Parul Sehgal, The Profound Emptiness of 'Resilience,' Dec. 1. I loved this magazine piece about neoliberal buzzwords and class/racial privilege. Readers know that I have long mocked President Obama's obsession with this exact dog-whistling propaganda phraseology in order to justify war, austerity, the New Economy, and crapification in general. Thanks to the hard work, sacrifice, grit and determination of the American people, we are able to oppress a whole nation full of docile sheep and greatly reward and expand an unprecedented oligarchic ruling class to make America Great Again has been the subliminal theme-song of many a campaign speech and Saturday address by Big Guy.
This was a joy to read, because Resilience and its mawkish cousin, Grit, have been my pet peeves for years.
They are neoliberal-speak for "Get used to it, plebs, because you are so, so screwed."

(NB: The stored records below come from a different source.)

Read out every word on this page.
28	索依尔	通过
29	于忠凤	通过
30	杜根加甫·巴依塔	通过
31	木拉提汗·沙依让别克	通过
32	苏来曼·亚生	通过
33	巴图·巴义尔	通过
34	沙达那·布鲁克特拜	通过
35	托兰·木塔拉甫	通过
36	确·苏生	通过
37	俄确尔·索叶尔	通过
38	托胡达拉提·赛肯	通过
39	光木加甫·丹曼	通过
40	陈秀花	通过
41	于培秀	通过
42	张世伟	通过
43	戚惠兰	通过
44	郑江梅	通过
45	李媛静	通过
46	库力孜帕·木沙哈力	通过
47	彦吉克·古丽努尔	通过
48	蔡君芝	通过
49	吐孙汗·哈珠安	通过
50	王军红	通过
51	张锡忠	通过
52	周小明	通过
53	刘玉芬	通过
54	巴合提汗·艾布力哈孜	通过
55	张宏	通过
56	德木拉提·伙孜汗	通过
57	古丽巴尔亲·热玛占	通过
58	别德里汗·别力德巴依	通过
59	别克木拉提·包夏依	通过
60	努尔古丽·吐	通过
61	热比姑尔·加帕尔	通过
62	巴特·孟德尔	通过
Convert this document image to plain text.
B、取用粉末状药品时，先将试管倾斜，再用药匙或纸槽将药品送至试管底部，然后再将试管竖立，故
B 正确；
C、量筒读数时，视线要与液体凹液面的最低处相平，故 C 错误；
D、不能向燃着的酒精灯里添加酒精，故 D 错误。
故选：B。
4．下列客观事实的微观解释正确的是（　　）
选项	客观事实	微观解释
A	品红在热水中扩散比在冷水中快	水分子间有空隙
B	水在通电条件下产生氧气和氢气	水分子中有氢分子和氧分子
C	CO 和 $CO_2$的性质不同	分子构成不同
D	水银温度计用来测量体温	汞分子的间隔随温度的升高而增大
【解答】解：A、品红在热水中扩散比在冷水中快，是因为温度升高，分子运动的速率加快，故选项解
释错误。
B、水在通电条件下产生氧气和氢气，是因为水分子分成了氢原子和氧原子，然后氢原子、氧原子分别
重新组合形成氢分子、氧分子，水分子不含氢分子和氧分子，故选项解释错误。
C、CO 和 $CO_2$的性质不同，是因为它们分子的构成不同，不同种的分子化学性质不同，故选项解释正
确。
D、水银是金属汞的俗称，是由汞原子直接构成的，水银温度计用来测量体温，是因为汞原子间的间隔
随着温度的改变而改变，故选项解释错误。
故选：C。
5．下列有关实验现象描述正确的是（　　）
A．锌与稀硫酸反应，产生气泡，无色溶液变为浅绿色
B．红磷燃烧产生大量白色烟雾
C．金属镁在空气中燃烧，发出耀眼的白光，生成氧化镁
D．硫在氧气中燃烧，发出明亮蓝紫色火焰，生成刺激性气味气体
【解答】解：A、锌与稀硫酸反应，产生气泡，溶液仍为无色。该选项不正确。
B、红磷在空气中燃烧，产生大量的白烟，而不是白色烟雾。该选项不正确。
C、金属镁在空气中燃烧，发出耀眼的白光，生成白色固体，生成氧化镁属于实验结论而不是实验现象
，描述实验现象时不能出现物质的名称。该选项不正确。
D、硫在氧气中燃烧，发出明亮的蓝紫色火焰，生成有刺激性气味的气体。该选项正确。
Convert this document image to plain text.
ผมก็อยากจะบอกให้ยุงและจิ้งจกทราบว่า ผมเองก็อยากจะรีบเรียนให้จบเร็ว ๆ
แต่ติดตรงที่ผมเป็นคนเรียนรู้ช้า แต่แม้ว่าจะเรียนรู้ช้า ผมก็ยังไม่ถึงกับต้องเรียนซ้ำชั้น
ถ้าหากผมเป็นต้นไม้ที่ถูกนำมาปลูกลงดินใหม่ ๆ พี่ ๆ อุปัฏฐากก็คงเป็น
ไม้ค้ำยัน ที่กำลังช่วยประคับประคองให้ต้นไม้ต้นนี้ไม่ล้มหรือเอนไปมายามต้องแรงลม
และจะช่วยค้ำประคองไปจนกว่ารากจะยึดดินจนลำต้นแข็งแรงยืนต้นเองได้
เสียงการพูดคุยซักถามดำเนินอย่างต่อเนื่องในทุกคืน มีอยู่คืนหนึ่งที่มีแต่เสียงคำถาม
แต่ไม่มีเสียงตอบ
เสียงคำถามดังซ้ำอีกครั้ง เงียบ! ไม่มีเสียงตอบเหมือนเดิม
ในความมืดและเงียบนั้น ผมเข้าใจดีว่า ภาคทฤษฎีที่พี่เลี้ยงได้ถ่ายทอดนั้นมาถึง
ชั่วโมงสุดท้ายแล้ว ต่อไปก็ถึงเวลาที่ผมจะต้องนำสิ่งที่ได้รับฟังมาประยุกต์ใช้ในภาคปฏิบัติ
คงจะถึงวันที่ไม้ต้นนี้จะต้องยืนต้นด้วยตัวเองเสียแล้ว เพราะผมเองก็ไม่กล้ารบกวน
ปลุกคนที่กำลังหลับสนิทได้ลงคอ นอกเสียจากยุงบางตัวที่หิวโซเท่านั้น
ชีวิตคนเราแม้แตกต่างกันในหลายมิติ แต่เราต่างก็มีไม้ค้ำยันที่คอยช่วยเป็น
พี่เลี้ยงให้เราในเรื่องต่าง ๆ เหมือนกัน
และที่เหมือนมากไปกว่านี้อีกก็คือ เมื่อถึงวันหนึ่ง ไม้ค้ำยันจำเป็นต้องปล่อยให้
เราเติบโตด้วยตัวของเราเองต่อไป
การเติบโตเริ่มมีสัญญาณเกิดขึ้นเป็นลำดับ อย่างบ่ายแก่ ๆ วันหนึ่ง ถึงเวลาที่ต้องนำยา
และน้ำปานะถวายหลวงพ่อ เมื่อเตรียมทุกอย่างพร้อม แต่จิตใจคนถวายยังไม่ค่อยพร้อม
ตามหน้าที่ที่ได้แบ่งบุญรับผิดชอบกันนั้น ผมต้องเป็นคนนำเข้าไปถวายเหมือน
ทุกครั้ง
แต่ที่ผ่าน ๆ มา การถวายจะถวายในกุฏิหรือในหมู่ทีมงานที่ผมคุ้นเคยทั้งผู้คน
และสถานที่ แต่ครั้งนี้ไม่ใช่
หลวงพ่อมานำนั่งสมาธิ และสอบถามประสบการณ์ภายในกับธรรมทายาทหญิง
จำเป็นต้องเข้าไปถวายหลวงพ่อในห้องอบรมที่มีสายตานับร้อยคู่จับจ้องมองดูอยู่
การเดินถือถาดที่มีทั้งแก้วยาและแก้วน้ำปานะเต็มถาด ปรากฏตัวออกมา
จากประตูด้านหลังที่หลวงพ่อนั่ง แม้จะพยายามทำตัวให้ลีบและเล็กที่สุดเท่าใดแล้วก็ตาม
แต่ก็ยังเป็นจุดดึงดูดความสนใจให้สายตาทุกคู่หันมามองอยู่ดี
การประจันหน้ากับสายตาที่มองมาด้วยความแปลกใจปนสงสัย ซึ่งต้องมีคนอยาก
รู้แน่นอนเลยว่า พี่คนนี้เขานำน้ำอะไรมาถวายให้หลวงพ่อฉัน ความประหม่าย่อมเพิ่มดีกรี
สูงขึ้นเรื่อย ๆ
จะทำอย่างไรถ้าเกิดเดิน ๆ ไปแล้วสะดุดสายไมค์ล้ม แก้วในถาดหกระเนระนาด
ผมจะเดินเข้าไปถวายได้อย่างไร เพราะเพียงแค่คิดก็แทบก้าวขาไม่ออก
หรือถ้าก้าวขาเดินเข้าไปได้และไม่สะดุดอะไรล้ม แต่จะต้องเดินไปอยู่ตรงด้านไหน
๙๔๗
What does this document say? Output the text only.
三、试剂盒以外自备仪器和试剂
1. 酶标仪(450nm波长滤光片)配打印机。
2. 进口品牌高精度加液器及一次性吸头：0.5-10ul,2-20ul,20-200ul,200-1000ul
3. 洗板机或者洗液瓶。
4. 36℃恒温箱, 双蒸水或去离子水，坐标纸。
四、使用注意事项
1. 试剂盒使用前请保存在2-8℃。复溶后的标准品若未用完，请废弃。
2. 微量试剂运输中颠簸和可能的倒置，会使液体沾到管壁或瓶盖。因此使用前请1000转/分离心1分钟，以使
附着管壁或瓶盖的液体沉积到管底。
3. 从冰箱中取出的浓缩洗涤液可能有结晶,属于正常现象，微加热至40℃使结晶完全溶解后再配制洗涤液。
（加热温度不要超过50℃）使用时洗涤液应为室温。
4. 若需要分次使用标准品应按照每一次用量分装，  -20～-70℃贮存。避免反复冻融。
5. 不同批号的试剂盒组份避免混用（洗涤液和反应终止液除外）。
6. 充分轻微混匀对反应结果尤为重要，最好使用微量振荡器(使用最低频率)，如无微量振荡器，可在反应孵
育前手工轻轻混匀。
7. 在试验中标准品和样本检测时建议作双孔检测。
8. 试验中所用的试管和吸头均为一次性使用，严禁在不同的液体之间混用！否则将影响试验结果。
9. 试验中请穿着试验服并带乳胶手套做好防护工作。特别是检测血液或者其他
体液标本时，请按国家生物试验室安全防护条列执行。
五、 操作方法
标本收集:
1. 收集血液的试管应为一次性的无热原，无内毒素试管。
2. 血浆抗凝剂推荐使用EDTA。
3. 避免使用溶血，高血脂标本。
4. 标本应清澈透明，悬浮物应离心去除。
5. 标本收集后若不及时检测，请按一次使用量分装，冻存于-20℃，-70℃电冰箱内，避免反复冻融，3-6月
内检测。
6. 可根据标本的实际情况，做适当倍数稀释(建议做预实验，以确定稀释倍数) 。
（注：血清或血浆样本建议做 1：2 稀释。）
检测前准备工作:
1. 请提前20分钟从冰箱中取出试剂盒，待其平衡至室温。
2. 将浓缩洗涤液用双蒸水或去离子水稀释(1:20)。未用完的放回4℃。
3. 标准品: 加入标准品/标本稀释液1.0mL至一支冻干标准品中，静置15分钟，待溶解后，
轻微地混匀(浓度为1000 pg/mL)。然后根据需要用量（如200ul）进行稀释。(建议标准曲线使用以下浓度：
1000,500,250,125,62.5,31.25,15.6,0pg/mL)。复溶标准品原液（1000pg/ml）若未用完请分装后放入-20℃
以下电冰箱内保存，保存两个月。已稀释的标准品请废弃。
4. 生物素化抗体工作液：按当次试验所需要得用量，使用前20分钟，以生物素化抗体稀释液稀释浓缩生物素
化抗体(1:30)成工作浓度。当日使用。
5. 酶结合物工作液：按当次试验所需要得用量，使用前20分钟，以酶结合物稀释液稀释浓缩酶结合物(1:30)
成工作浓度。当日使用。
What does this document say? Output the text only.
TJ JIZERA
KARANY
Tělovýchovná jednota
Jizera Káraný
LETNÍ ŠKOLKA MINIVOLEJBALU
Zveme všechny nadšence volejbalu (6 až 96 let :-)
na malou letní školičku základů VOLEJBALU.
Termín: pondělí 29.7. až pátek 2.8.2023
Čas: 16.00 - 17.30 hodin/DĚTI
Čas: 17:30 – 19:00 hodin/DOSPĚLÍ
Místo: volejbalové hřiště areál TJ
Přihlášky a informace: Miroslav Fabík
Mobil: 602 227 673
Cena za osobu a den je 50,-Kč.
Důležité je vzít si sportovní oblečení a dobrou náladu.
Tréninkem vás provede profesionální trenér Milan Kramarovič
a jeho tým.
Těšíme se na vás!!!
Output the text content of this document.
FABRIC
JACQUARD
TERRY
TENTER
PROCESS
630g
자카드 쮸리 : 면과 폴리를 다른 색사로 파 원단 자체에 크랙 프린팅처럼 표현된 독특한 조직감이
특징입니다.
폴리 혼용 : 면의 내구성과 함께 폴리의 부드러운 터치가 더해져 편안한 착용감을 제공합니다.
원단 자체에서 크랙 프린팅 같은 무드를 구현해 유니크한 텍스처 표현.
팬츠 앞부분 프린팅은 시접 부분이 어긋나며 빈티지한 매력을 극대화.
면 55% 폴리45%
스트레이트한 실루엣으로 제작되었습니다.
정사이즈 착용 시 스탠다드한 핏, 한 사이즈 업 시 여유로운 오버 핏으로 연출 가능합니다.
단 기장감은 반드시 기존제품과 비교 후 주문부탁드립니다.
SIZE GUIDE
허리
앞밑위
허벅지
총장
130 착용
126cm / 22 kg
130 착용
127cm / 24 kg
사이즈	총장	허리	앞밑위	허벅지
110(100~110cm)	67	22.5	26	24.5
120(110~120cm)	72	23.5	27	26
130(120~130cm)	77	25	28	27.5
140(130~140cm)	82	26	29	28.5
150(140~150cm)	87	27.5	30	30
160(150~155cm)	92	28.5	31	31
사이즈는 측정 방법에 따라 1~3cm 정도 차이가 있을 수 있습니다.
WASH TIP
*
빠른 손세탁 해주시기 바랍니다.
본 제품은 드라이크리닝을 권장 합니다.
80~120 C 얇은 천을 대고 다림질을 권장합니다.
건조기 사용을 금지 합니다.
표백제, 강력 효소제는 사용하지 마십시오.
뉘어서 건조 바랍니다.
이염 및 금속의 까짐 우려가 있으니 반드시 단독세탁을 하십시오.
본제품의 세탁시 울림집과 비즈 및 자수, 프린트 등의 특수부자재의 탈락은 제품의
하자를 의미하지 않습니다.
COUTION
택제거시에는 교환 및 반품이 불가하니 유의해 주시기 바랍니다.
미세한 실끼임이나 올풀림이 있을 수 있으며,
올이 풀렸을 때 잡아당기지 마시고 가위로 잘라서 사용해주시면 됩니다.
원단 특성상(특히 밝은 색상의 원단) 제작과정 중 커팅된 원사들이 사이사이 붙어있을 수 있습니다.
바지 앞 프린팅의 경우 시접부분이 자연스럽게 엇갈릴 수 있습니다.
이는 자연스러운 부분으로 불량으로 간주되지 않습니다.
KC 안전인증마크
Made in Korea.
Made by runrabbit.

Last week it was moralizing pundit David Brooks who applauded survivors of war and terror as having that certain resilience that enables them to bounce back stronger than ever. If perchance you can't bounce back, then there must be something wrong with you.
Last year, President Obama announced a $1 billion National Disaster Resilience Competition. May the best Apocalypse with the most smiley-face emojis win!
And from his second Inaugural:
is generation of Americans has been tested by crises that steeled our resolve and proved our resilience. A decade of war is now ending. (Applause.) An economic recovery has begun. (Applause.) America’s possibilities are limitless, for we possess all the qualities that this world without boundaries demands: youth and drive; diversity and openness; an endless capacity for risk and a gift for reinvention. My fellow Americans, we are made for this moment, and we will seize it — so long as we seize it together. (Applause.)"
Whenever I feel that dread Resilience gremlin approaching, I immediately seize it before it gets the chance to attack me.
Resilience is the civic passivity that lulls us into voting for a pre-vetted candidate every four years while pretending that we still live in a democracy.
Embrace your rage, and live to tell the tale.